Principles and Indicators: Implications for Changing Practice
While the Standards is an ultimately unsuccessful effort to apply
research and experience to the use of tests in a context in which
testing is viewed as a positive social good, the Principles (National
Forum, 1995) is an effort to apply research and experience to
rethinking assessment in order to direct it toward the primary
purpose of supporting student learning. It draws on the range
of criticisms of traditional standardized testing (as noted above),
knowledge thus far gained about the use of various forms of performance
assessment (Berlak, et al., 1992; Darling-Hammond, et al., 1995;
Educational Leadership, 1992, 1989; Estrin, 1993; Gardner, 1991;
Linn, et al., 1991; Mathematical Sciences Education Board, 1993;
McDonald, et al., 1993; Mitchell, 1992; National Council of Teachers
of Mathematics, 1995; Neill, et al., 1995; Nettles & Nettles,
1995; Perrone, 1991; Valdez Pierce & O'Malley, 1992; Wiggins,
1993; Wolf, et al., 1991) ; research in a range of areas such
as cognitive and developmental psychology (e.g., Gardner, 1985;
Resnick, 1987; Smith, 1986); experience and knowledge from school
reform efforts of the past decade, as shared by Forum members
and others who participated in developing the Principles; and
a shared vision of what schooling could and should be for all
students. It is rooted in classroom and school experience of using
assessment to support learning. It is deliberately what the Standards
is not, a "social action prescription" (AERA, et al.,
1985, p. v), though more in terms of defining a goal than describing
how to attain the goal.

The Principles, developed collaboratively over a two-year period,
has been signed by more than 80 national and regional education
and civil rights organizations. It represents an agreement that
1) traditional testing practices must change, and 2) they must
change in the direction of becoming helpful for student learning.
The current primary impetus for testing -- sorting -- is instantly
challenged by an approach that makes improving learning for all
students primary.

Seven Principles
The document contains seven principles, as well as four "Educational
Foundations for High Quality Assessment" which outline elements
of schooling deemed essential by the Forum (see Appendix A for
"Summary" of the Principles).
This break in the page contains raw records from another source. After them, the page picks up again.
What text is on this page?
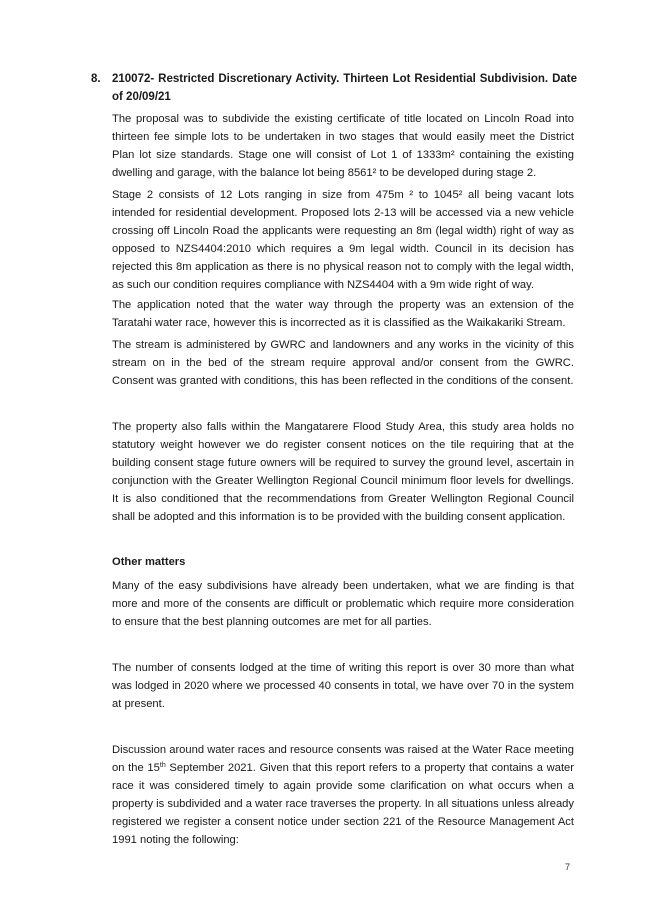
8. 210072- Restricted Discretionary Activity. Thirteen Lot Residential Subdivision. Date of 20/09/21

The proposal was to subdivide the existing certificate of title located on Lincoln Road into thirteen fee simple lots to be undertaken in two stages that would easily meet the District Plan lot size standards. Stage one will consist of Lot 1 of 1333m² containing the existing dwelling and garage, with the balance lot being 8561² to be developed during stage 2.

Stage 2 consists of 12 Lots ranging in size from 475m ² to 1045² all being vacant lots intended for residential development. Proposed lots 2-13 will be accessed via a new vehicle crossing off Lincoln Road the applicants were requesting an 8m (legal width) right of way as opposed to NZS4404:2010 which requires a 9m legal width. Council in its decision has rejected this 8m application as there is no physical reason not to comply with the legal width, as such our condition requires compliance with NZS4404 with a 9m wide right of way.

The application noted that the water way through the property was an extension of the Taratahi water race, however this is incorrected as it is classified as the Waikakariki Stream.

The stream is administered by GWRC and landowners and any works in the vicinity of this stream on in the bed of the stream require approval and/or consent from the GWRC. Consent was granted with conditions, this has been reflected in the conditions of the consent.

The property also falls within the Mangatarere Flood Study Area, this study area holds no statutory weight however we do register consent notices on the tile requiring that at the building consent stage future owners will be required to survey the ground level, ascertain in conjunction with the Greater Wellington Regional Council minimum floor levels for dwellings. It is also conditioned that the recommendations from Greater Wellington Regional Council shall be adopted and this information is to be provided with the building consent application.

Other matters

Many of the easy subdivisions have already been undertaken, what we are finding is that more and more of the consents are difficult or problematic which require more consideration to ensure that the best planning outcomes are met for all parties.

The number of consents lodged at the time of writing this report is over 30 more than what was lodged in 2020 where we processed 40 consents in total, we have over 70 in the system at present.

Discussion around water races and resource consents was raised at the Water Race meeting on the 15th September 2021. Given that this report refers to a property that contains a water race it was considered timely to again provide some clarification on what occurs when a property is subdivided and a water race traverses the property. In all situations unless already registered we register a consent notice under section 221 of the Resource Management Act 1991 noting the following:

7
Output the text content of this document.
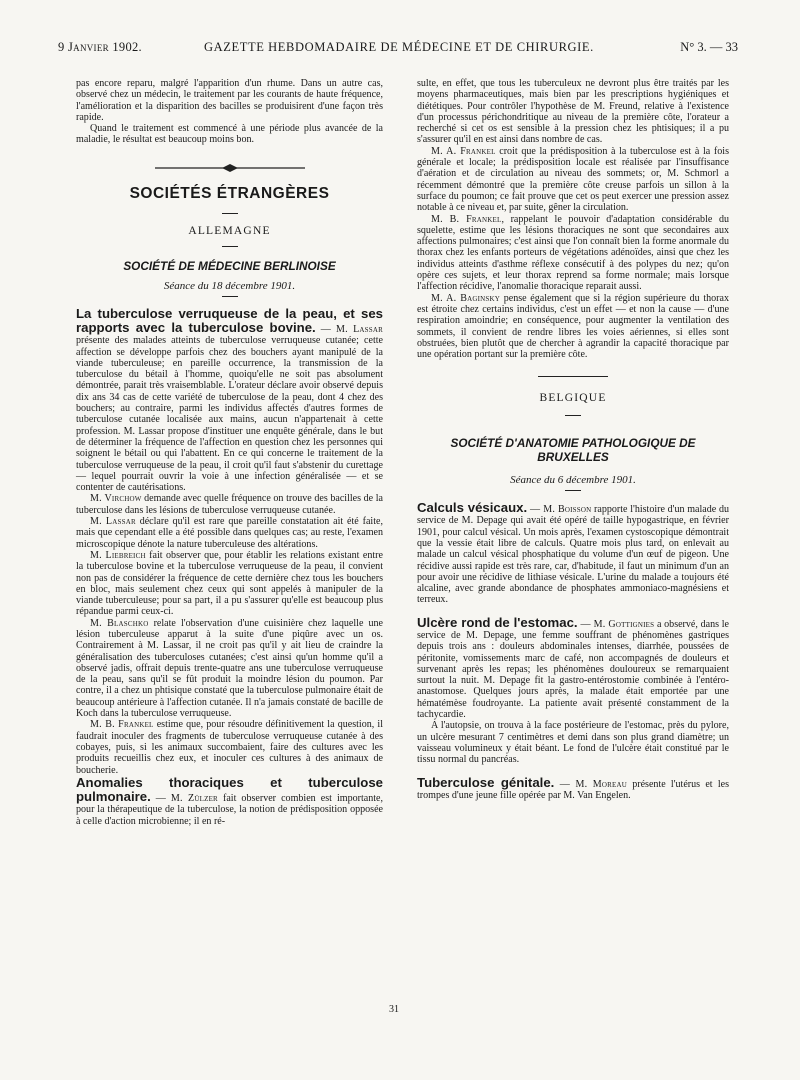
9 Janvier 1902.	GAZETTE HEBDOMADAIRE DE MÉDECINE ET DE CHIRURGIE.	N° 3. — 33

pas encore reparu, malgré l'apparition d'un rhume. Dans un autre cas, observé chez un médecin, le traitement par les courants de haute fréquence, l'amélioration et la disparition des bacilles se produisirent d'une façon très rapide.

Quand le traitement est commencé à une période plus avancée de la maladie, le résultat est beaucoup moins bon.

SOCIÉTÉS ÉTRANGÈRES

ALLEMAGNE

SOCIÉTÉ DE MÉDECINE BERLINOISE

Séance du 18 décembre 1901.

La tuberculose verruqueuse de la peau, et ses rapports avec la tuberculose bovine. — M. Lassar présente des malades atteints de tuberculose verruqueuse cutanée; cette affection se développe parfois chez des bouchers ayant manipulé de la viande tuberculeuse; en pareille occurrence, la transmission de la tuberculose du bétail à l'homme, quoiqu'elle ne soit pas absolument démontrée, parait très vraisemblable. L'orateur déclare avoir observé depuis dix ans 34 cas de cette variété de tuberculose de la peau, dont 4 chez des bouchers; au contraire, parmi les individus affectés d'autres formes de tuberculose cutanée localisée aux mains, aucun n'appartenait à cette profession. M. Lassar propose d'instituer une enquête générale, dans le but de déterminer la fréquence de l'affection en question chez les personnes qui soignent le bétail ou qui l'abattent. En ce qui concerne le traitement de la tuberculose verruqueuse de la peau, il croit qu'il faut s'abstenir du curettage — lequel pourrait ouvrir la voie à une infection généralisée — et se contenter de cautérisations.

M. Virchow demande avec quelle fréquence on trouve des bacilles de la tuberculose dans les lésions de tuberculose verruqueuse cutanée.

M. Lassar déclare qu'il est rare que pareille constatation ait été faite, mais que cependant elle a été possible dans quelques cas; au reste, l'examen microscopique dénote la nature tuberculeuse des altérations.

M. Liebreich fait observer que, pour établir les relations existant entre la tuberculose bovine et la tuberculose verruqueuse de la peau, il convient non pas de considérer la fréquence de cette dernière chez tous les bouchers en bloc, mais seulement chez ceux qui sont appelés à manipuler de la viande tuberculeuse; pour sa part, il a pu s'assurer qu'elle est beaucoup plus répandue parmi ceux-ci.

M. Blaschko relate l'observation d'une cuisinière chez laquelle une lésion tuberculeuse apparut à la suite d'une piqûre avec un os. Contrairement à M. Lassar, il ne croit pas qu'il y ait lieu de craindre la généralisation des tuberculoses cutanées; c'est ainsi qu'un homme qu'il a observé jadis, offrait depuis trente-quatre ans une tuberculose verruqueuse de la peau, sans qu'il se fût produit la moindre lésion du poumon. Par contre, il a chez un phtisique constaté que la tuberculose pulmonaire était de beaucoup antérieure à l'affection cutanée. Il n'a jamais constaté de bacille de Koch dans la tuberculose verruqueuse.

M. B. Frankel estime que, pour résoudre définitivement la question, il faudrait inoculer des fragments de tuberculose verruqueuse cutanée à des cobayes, puis, si les animaux succombaient, faire des cultures avec les produits recueillis chez eux, et inoculer ces cultures à des animaux de boucherie.

Anomalies thoraciques et tuberculose pulmonaire. — M. Zülzer fait observer combien est importante, pour la thérapeutique de la tuberculose, la notion de prédisposition opposée à celle d'action microbienne; il en ré-

sulte, en effet, que tous les tuberculeux ne devront plus être traités par les moyens pharmaceutiques, mais bien par les prescriptions hygiéniques et diététiques. Pour contrôler l'hypothèse de M. Freund, relative à l'existence d'un processus périchondritique au niveau de la première côte, l'orateur a recherché si cet os est sensible à la pression chez les phtisiques; il a pu s'assurer qu'il en est ainsi dans nombre de cas.

M. A. Frankel croit que la prédisposition à la tuberculose est à la fois générale et locale; la prédisposition locale est réalisée par l'insuffisance d'aération et de circulation au niveau des sommets; or, M. Schmorl a récemment démontré que la première côte creuse parfois un sillon à la surface du poumon; ce fait prouve que cet os peut exercer une pression assez notable à ce niveau et, par suite, gêner la circulation.

M. B. Frankel, rappelant le pouvoir d'adaptation considérable du squelette, estime que les lésions thoraciques ne sont que secondaires aux affections pulmonaires; c'est ainsi que l'on connaît bien la forme anormale du thorax chez les enfants porteurs de végétations adénoïdes, ainsi que chez les individus atteints d'asthme réflexe consécutif à des polypes du nez; qu'on opère ces sujets, et leur thorax reprend sa forme normale; mais lorsque l'affection récidive, l'anomalie thoracique reparait aussi.

M. A. Baginsky pense également que si la région supérieure du thorax est étroite chez certains individus, c'est un effet — et non la cause — d'une respiration amoindrie; en conséquence, pour augmenter la ventilation des sommets, il convient de rendre libres les voies aériennes, si elles sont obstruées, bien plutôt que de chercher à agrandir la capacité thoracique par une opération portant sur la première côte.

BELGIQUE

SOCIÉTÉ D'ANATOMIE PATHOLOGIQUE DE BRUXELLES

Séance du 6 décembre 1901.

Calculs vésicaux. — M. Boisson rapporte l'histoire d'un malade du service de M. Depage qui avait été opéré de taille hypogastrique, en février 1901, pour calcul vésical. Un mois après, l'examen cystoscopique démontrait que la vessie était libre de calculs. Quatre mois plus tard, on enlevait au malade un calcul vésical phosphatique du volume d'un œuf de pigeon. Une récidive aussi rapide est très rare, car, d'habitude, il faut un minimum d'un an pour avoir une récidive de lithiase vésicale. L'urine du malade a toujours été alcaline, avec grande abondance de phosphates ammoniaco-magnésiens et terreux.

Ulcère rond de l'estomac. — M. Gottignies a observé, dans le service de M. Depage, une femme souffrant de phénomènes gastriques depuis trois ans : douleurs abdominales intenses, diarrhée, poussées de péritonite, vomissements marc de café, non accompagnés de douleurs et survenant après les repas; les phénomènes douloureux se remarquaient surtout la nuit. M. Depage fit la gastro-entérostomie combinée à l'entéro-anastomose. Quelques jours après, la malade était emportée par une hématémèse foudroyante. La patiente avait présenté constamment de la tachycardie.

A l'autopsie, on trouva à la face postérieure de l'estomac, près du pylore, un ulcère mesurant 7 centimètres et demi dans son plus grand diamètre; un vaisseau volumineux y était béant. Le fond de l'ulcère était constitué par le tissu normal du pancréas.

Tuberculose génitale. — M. Moreau présente l'utérus et les trompes d'une jeune fille opérée par M. Van Engelen.

31
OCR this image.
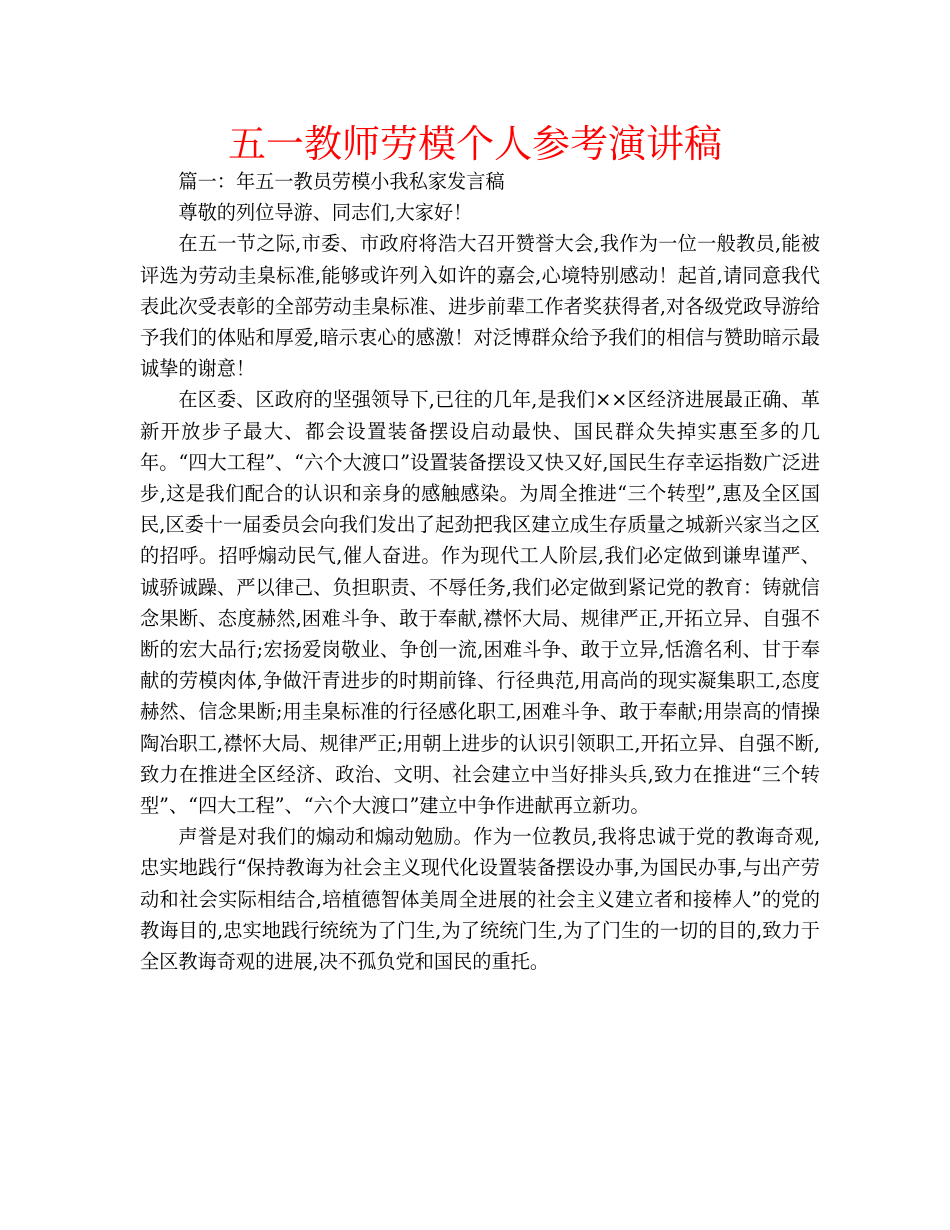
五一教师劳模个人参考演讲稿

篇一：年五一教员劳模小我私家发言稿

尊敬的列位导游、同志们,大家好！

在五一节之际,市委、市政府将浩大召开赞誉大会,我作为一位一般教员,能被评选为劳动圭臬标准,能够或许列入如许的嘉会,心境特别感动！起首,请同意我代表此次受表彰的全部劳动圭臬标准、进步前辈工作者奖获得者,对各级党政导游给予我们的体贴和厚爱,暗示衷心的感激！对泛博群众给予我们的相信与赞助暗示最诚挚的谢意！

在区委、区政府的坚强领导下,已往的几年,是我们××区经济进展最正确、革新开放步子最大、都会设置装备摆设启动最快、国民群众失掉实惠至多的几年。“四大工程”、“六个大渡口”设置装备摆设又快又好,国民生存幸运指数广泛进步,这是我们配合的认识和亲身的感触感染。为周全推进“三个转型”,惠及全区国民,区委十一届委员会向我们发出了起劲把我区建立成生存质量之城新兴家当之区的招呼。招呼煽动民气,催人奋进。作为现代工人阶层,我们必定做到谦卑谨严、诚骄诚躁、严以律己、负担职责、不辱任务,我们必定做到紧记党的教育：铸就信念果断、态度赫然,困难斗争、敢于奉献,襟怀大局、规律严正,开拓立异、自强不断的宏大品行;宏扬爱岗敬业、争创一流,困难斗争、敢于立异,恬澹名利、甘于奉献的劳模肉体,争做汗青进步的时期前锋、行径典范,用高尚的现实凝集职工,态度赫然、信念果断;用圭臬标准的行径感化职工,困难斗争、敢于奉献;用崇高的情操陶冶职工,襟怀大局、规律严正;用朝上进步的认识引领职工,开拓立异、自强不断,致力在推进全区经济、政治、文明、社会建立中当好排头兵,致力在推进“三个转型”、“四大工程”、“六个大渡口”建立中争作进献再立新功。

声誉是对我们的煽动和煽动勉励。作为一位教员,我将忠诚于党的教诲奇观,忠实地践行“保持教诲为社会主义现代化设置装备摆设办事,为国民办事,与出产劳动和社会实际相结合,培植德智体美周全进展的社会主义建立者和接棒人”的党的教诲目的,忠实地践行统统为了门生,为了统统门生,为了门生的一切的目的,致力于全区教诲奇观的进展,决不孤负党和国民的重托。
The Forum's principles
are:

1. The primary purpose of assessment is to improve student
learning.

2. Assessment for other purposes supports student learning.

3. Assessment systems are fair to all students.

4. Professional collaboration and development supports assessment.

5. The broad community participates in assessment development.

6. Communication about assessment is regular and clear.

7. Assessment systems are regularly reviewed and improved.

 

Assessment to support learning
Taken together, the first two principles clearly state the centrality
of classroom assessments and the supportive role large-scale assessments
must play. This presents a perspective which turns the current
world of assessment on its head. For much of the past century,
the model of assessment has been the on-demand, norm-referenced,
multiple-choice test, the model which undergirds the Standards.
With the Principles, the model becomes a set of rich, complex
classroom practices, focusing on observation, documentation, and
evaluation of actual student work done over time (see footnote
3).

In this new paradigm, assessment is interwoven with curriculum
and instruction, not just something that happens after the fact.
It requires teachers to use a variety of forms and methods. It
encourages multiple ways for students to demonstrate their learning,
and it provides students with opportunities to actively apply
knowledge through projects, exhibitions, performances, and portfolios,
as well as exams. The model also promotes student choice and self-evaluation,
individual and group work, and continuous feedback to students.
Multiple-choice and short-answer methods, and assessments constructed
to sort or rank-order students (particularly norm-referenced tests),
if used at all, constitute only a limited part of the total assessment
system. Thus, that which is fundamental to the sorts of testing
focused on by the Standards is pushed to the margins, and that
which has been marginal is made central.

To work well, such assessment presumes both high-quality curriculum
and equity for all students. Believing that all students can learn
to high levels, the Forum recommends that "Schools establish
clear statements of desired learning for all students and help
all students achieve them." Such standards "describe
broad, important intellectual competencies -- knowledge, skills,
understandings, and habits of mind -- that students should acquire
and be able to demonstrate." Thus, the Principles focus on
assessments geared toward standards of learning rather than toward
normative comparisons.

In order to assist classroom learning, assessments must be
able to indicate individual development as a thinker and doer,
or to be what Johnston termed "self-referenced" (Johnston,
1992; see also, Carini, 1994). Additionally, such assessments
must be "theory referenced" (Johnston, 1992); that is,
rooted in theories of learning, of cognition, and of the domains,
that are appropriately rich and well-developed (Johnston, 1992;
Neill, et al., 1995; Resnick & Resnick, 1992). Put another
way, the behavioral psychology undergirding traditional tests
needs replacing by improved psychological theory, which the Principles
calls for in its "Foundations" section when it says,
"Schools work to understand how learning takes place and
what facilitates learning" (National Forum, 1995, p. 4).
In effect, the Principles seeks to rely on cognitive and sociocultural
understandings of learning and human development (Nelson-Barber
& Trumbull Estrin, n.d.), urging that such knowledge be used
in developing assessments compatible with learning.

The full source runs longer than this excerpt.